Self-templated hydrothermal synthesis of Mn2SnO4-SnO2@C mesoporous nano cube as the anode material for high-performance lithium-ion batteries

Mn2SnO4 is considered a promising anode material for lithium-ion batteries due to its high theoretical specific capacity. However, its commercialization is hindered by poor structural stability caused by significant volume changes during alloying/dealloying processes. In this study, we successfully synthesized a mesoporous Mn2SnO4-SnO2@C anode material with a face-centered cubic rock structure using co-precipitation and self-template techniques. We employed sodium chloride, which has a face-centered cubic lattice structure, as a sacrificial template to synthesize the precursor MnSn(OH)6 through co-precipitation. Subsequently, sodium chloride was removed through washing, followed by calcination of the precursor. By encapsulating Mn2SnO4 within a carbon shell containing sufficient voids, the volume changes of Mn2SnO4 in Mn2SnO4-SnO2@C during cycling can be effectively buffered. Additionally, the porous structure of Mn2SnO4-SnO2@C provides channels for ion transport, thereby enhancing initial coulombic efficiencies (ICE).
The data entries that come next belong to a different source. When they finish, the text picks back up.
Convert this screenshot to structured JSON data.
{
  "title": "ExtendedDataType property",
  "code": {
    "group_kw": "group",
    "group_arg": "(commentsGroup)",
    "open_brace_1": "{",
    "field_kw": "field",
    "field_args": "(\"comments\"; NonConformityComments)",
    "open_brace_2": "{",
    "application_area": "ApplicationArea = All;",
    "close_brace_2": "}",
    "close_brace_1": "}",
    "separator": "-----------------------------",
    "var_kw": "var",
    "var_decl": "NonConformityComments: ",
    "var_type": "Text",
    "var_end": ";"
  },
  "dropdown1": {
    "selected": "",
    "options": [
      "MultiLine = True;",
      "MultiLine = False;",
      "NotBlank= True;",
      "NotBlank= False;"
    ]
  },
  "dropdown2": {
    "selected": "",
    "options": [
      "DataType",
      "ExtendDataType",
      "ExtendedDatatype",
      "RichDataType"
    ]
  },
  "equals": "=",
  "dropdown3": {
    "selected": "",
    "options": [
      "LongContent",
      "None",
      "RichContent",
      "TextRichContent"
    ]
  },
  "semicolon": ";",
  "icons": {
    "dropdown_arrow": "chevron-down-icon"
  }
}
The synthesized Mn2SnO4-SnO2@C exhibits excellent electrochemical performance with ICE of 78.2 % and 69.0 % at current densities of 100, 1000 mA g−1, respectively. The specific capacity was 525.3 mAh g−1 after 100 cycles at a current density of 100 mA g−1. The synergistic effect in Mn2SnO4-SnO2@C contributed to improved reversibility of the lithium storage reaction, resulting in higher capacity and higher initial coulombic efficiency of Mn2SnO4-SnO2@C.